One course I taught in high schools was personal finance. I also taught school finance to college students working on their administration degrees.
Know what the "rule of 72" is. Divide the return of your money into 72 and that is how long it will take it to double. Example: $1,000 divided by 10 percent return doubles every 7.2 years. This formula works for you when you save early in life as it gives you more 7.2 year periods for money to double without having to work for it and it also works against you when you are borrowing money.
I had students tell me how much they spend on soft drinks and snacks and we multiplied that out if they saved that money for a year and invested it. It blew their minds how much money it was over time. We have to understand the time value of money. I would hold out a $20 bill and ask them what it was and they of course said, a 20 knowing it was a trick question. I then do the rule of 72 on the board using 10% return and rounding to 7 years. If memory serves me well, that $20 at age 20 when invested could potentially return $1,280 by age 62. Then go figure how much you are actually paying for a house or a car that devalues faster than anything.

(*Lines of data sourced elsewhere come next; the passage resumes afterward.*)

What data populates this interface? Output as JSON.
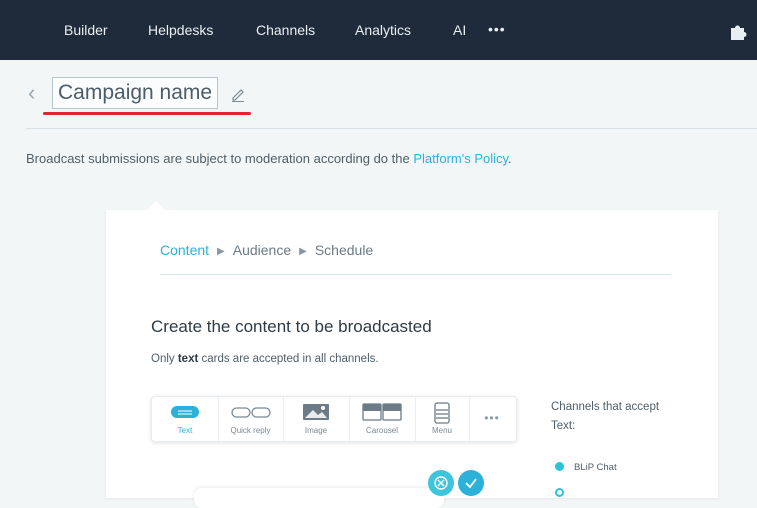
{
  "nav": {
    "items": [
      {
        "label": "Builder"
      },
      {
        "label": "Helpdesks"
      },
      {
        "label": "Channels"
      },
      {
        "label": "Analytics"
      },
      {
        "label": "AI"
      }
    ],
    "more": "•••"
  },
  "header": {
    "title": "Campaign name"
  },
  "notice": {
    "text": "Broadcast submissions are subject to moderation according do the ",
    "link": "Platform's Policy",
    "suffix": "."
  },
  "card": {
    "steps": [
      "Content",
      "Audience",
      "Schedule"
    ],
    "heading": "Create the content to be broadcasted",
    "subtext_prefix": "Only ",
    "subtext_bold": "text",
    "subtext_suffix": " cards are accepted in all channels.",
    "toolbar": {
      "items": [
        {
          "label": "Text",
          "icon": "text-card-icon"
        },
        {
          "label": "Quick reply",
          "icon": "quick-reply-icon"
        },
        {
          "label": "Image",
          "icon": "image-icon"
        },
        {
          "label": "Carousel",
          "icon": "carousel-icon"
        },
        {
          "label": "Menu",
          "icon": "menu-icon"
        }
      ],
      "more": "•••"
    },
    "channels_title": "Channels that accept Text:",
    "channels": [
      {
        "label": "BLiP Chat"
      }
    ]
  },
  "colors": {
    "nav_bg": "#1f2b3b",
    "accent": "#2cb1d9",
    "teal": "#2cc3d4",
    "underline": "#e0262c"
  }
}
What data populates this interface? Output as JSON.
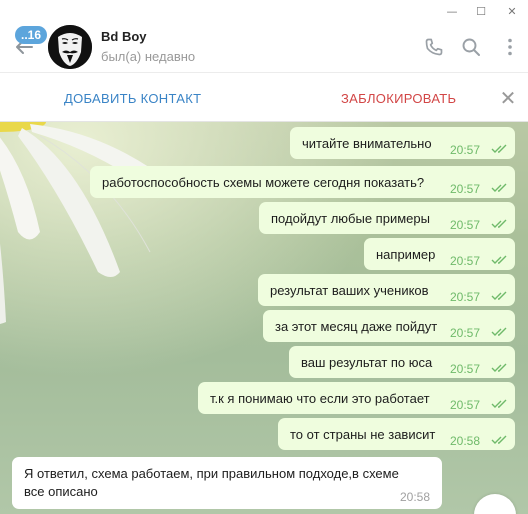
{
  "window": {
    "minimize_glyph": "—",
    "maximize_glyph": "☐",
    "close_glyph": "✕"
  },
  "header": {
    "back_icon": "arrow-left-icon",
    "unread_count": "..16",
    "contact_name": "Bd Boy",
    "contact_status": "был(а) недавно",
    "icons": [
      "phone-icon",
      "search-icon",
      "more-vertical-icon"
    ]
  },
  "actionbar": {
    "add_contact": "ДОБАВИТЬ КОНТАКТ",
    "block": "ЗАБЛОКИРОВАТЬ",
    "close_glyph": "✕"
  },
  "messages": [
    {
      "text": "читайте внимательно",
      "time": "20:57",
      "outgoing": true,
      "read": true
    },
    {
      "text": "работоспособность схемы можете сегодня показать?",
      "time": "20:57",
      "outgoing": true,
      "read": true
    },
    {
      "text": "подойдут любые примеры",
      "time": "20:57",
      "outgoing": true,
      "read": true
    },
    {
      "text": "например",
      "time": "20:57",
      "outgoing": true,
      "read": true
    },
    {
      "text": "результат ваших учеников",
      "time": "20:57",
      "outgoing": true,
      "read": true
    },
    {
      "text": "за этот месяц даже пойдут",
      "time": "20:57",
      "outgoing": true,
      "read": true
    },
    {
      "text": "ваш результат по юса",
      "time": "20:57",
      "outgoing": true,
      "read": true
    },
    {
      "text": "т.к я понимаю что если это работает",
      "time": "20:57",
      "outgoing": true,
      "read": true
    },
    {
      "text": "то от страны не зависит",
      "time": "20:58",
      "outgoing": true,
      "read": true
    },
    {
      "text_line1": "Я ответил, схема работаем, при правильном подходе,в схеме",
      "text_line2": "все описано",
      "time": "20:58",
      "outgoing": false
    }
  ],
  "colors": {
    "accent": "#3a84c6",
    "danger": "#d24646",
    "outgoing_bubble": "#effdde",
    "read_tick": "#6fba6a",
    "badge": "#5ca5dc"
  }
}
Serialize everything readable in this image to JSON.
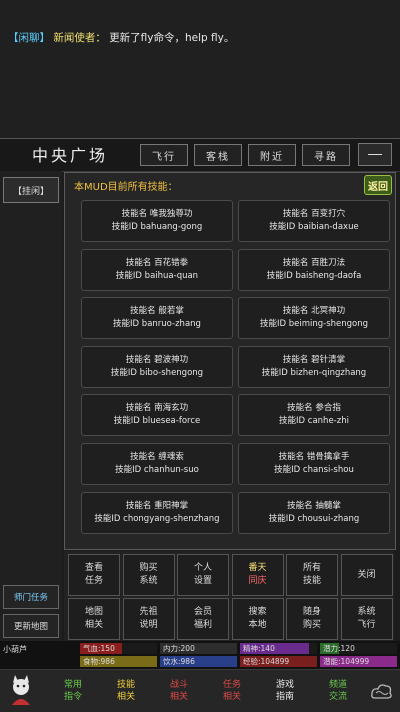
{
  "chat": {
    "channel": "【闲聊】",
    "sender": "新闻使者：",
    "message": "更新了fly命令，help fly。"
  },
  "location": {
    "title": "中央广场",
    "buttons": [
      "飞行",
      "客栈",
      "附近",
      "寻路"
    ]
  },
  "left": {
    "idle": "【挂闲】",
    "sect_task": "师门任务",
    "refresh_map": "更新地图"
  },
  "panel": {
    "title": "本MUD目前所有技能：",
    "close": "返回",
    "name_prefix": "技能名",
    "id_prefix": "技能ID",
    "skills": [
      {
        "name": "唯我独尊功",
        "id": "bahuang-gong"
      },
      {
        "name": "百变打穴",
        "id": "baibian-daxue"
      },
      {
        "name": "百花错拳",
        "id": "baihua-quan"
      },
      {
        "name": "百胜刀法",
        "id": "baisheng-daofa"
      },
      {
        "name": "般若掌",
        "id": "banruo-zhang"
      },
      {
        "name": "北冥神功",
        "id": "beiming-shengong"
      },
      {
        "name": "碧波神功",
        "id": "bibo-shengong"
      },
      {
        "name": "碧针清掌",
        "id": "bizhen-qingzhang"
      },
      {
        "name": "南海玄功",
        "id": "bluesea-force"
      },
      {
        "name": "参合指",
        "id": "canhe-zhi"
      },
      {
        "name": "缠魂索",
        "id": "chanhun-suo"
      },
      {
        "name": "错骨擒拿手",
        "id": "chansi-shou"
      },
      {
        "name": "重阳神掌",
        "id": "chongyang-shenzhang"
      },
      {
        "name": "抽髓掌",
        "id": "chousui-zhang"
      }
    ]
  },
  "commands": [
    {
      "line1": "查看",
      "line2": "任务",
      "highlight": false
    },
    {
      "line1": "购买",
      "line2": "系统",
      "highlight": false
    },
    {
      "line1": "个人",
      "line2": "设置",
      "highlight": false
    },
    {
      "line1": "番天",
      "line2": "同庆",
      "highlight": true
    },
    {
      "line1": "所有",
      "line2": "技能",
      "highlight": false
    },
    {
      "line1": "关闭",
      "line2": "",
      "highlight": false
    },
    {
      "line1": "地图",
      "line2": "相关",
      "highlight": false
    },
    {
      "line1": "先祖",
      "line2": "说明",
      "highlight": false
    },
    {
      "line1": "会员",
      "line2": "福利",
      "highlight": false
    },
    {
      "line1": "搜索",
      "line2": "本地",
      "highlight": false
    },
    {
      "line1": "随身",
      "line2": "购买",
      "highlight": false
    },
    {
      "line1": "系统",
      "line2": "飞行",
      "highlight": false
    }
  ],
  "status": {
    "player": "小葫芦",
    "bars": [
      {
        "label": "气血:150",
        "color": "#8a1e1e",
        "fill": 0.55
      },
      {
        "label": "内力:200",
        "color": "#2d2d2d",
        "fill": 1.0
      },
      {
        "label": "精神:140",
        "color": "#6a2c8c",
        "fill": 0.9
      },
      {
        "label": "潜力:120",
        "color": "#2a6a2a",
        "fill": 0.25
      },
      {
        "label": "食物:986",
        "color": "#7a6b18",
        "fill": 1.0
      },
      {
        "label": "饮水:986",
        "color": "#2a3f8a",
        "fill": 1.0
      },
      {
        "label": "经验:104899",
        "color": "#7a1e1e",
        "fill": 1.0
      },
      {
        "label": "潜能:104999",
        "color": "#8a2a8a",
        "fill": 1.0
      }
    ]
  },
  "nav": [
    {
      "line1": "常用",
      "line2": "指令",
      "color": "#6acb4e"
    },
    {
      "line1": "技能",
      "line2": "相关",
      "color": "#f0d040"
    },
    {
      "line1": "战斗",
      "line2": "相关",
      "color": "#e04848"
    },
    {
      "line1": "任务",
      "line2": "相关",
      "color": "#e04848"
    },
    {
      "line1": "游戏",
      "line2": "指南",
      "color": "#e8e8e8"
    },
    {
      "line1": "频道",
      "line2": "交流",
      "color": "#6acb4e"
    }
  ]
}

Someone mentioned real estate investing. We have two rental properties and they provide excellent income, wish we had purchased more but I was too busy running schools and too dumb. Only purchased if the price was right, did most of my own work and paid them off quickly. I don't like sharing my money with bankers. The government I mind less because it means I actually earned income.
The other golden rule is Don't wait. There are several interactive calculators out there that show how much more you have to save later in life when you put off saving early in life. It is an amazing number that gets your attention.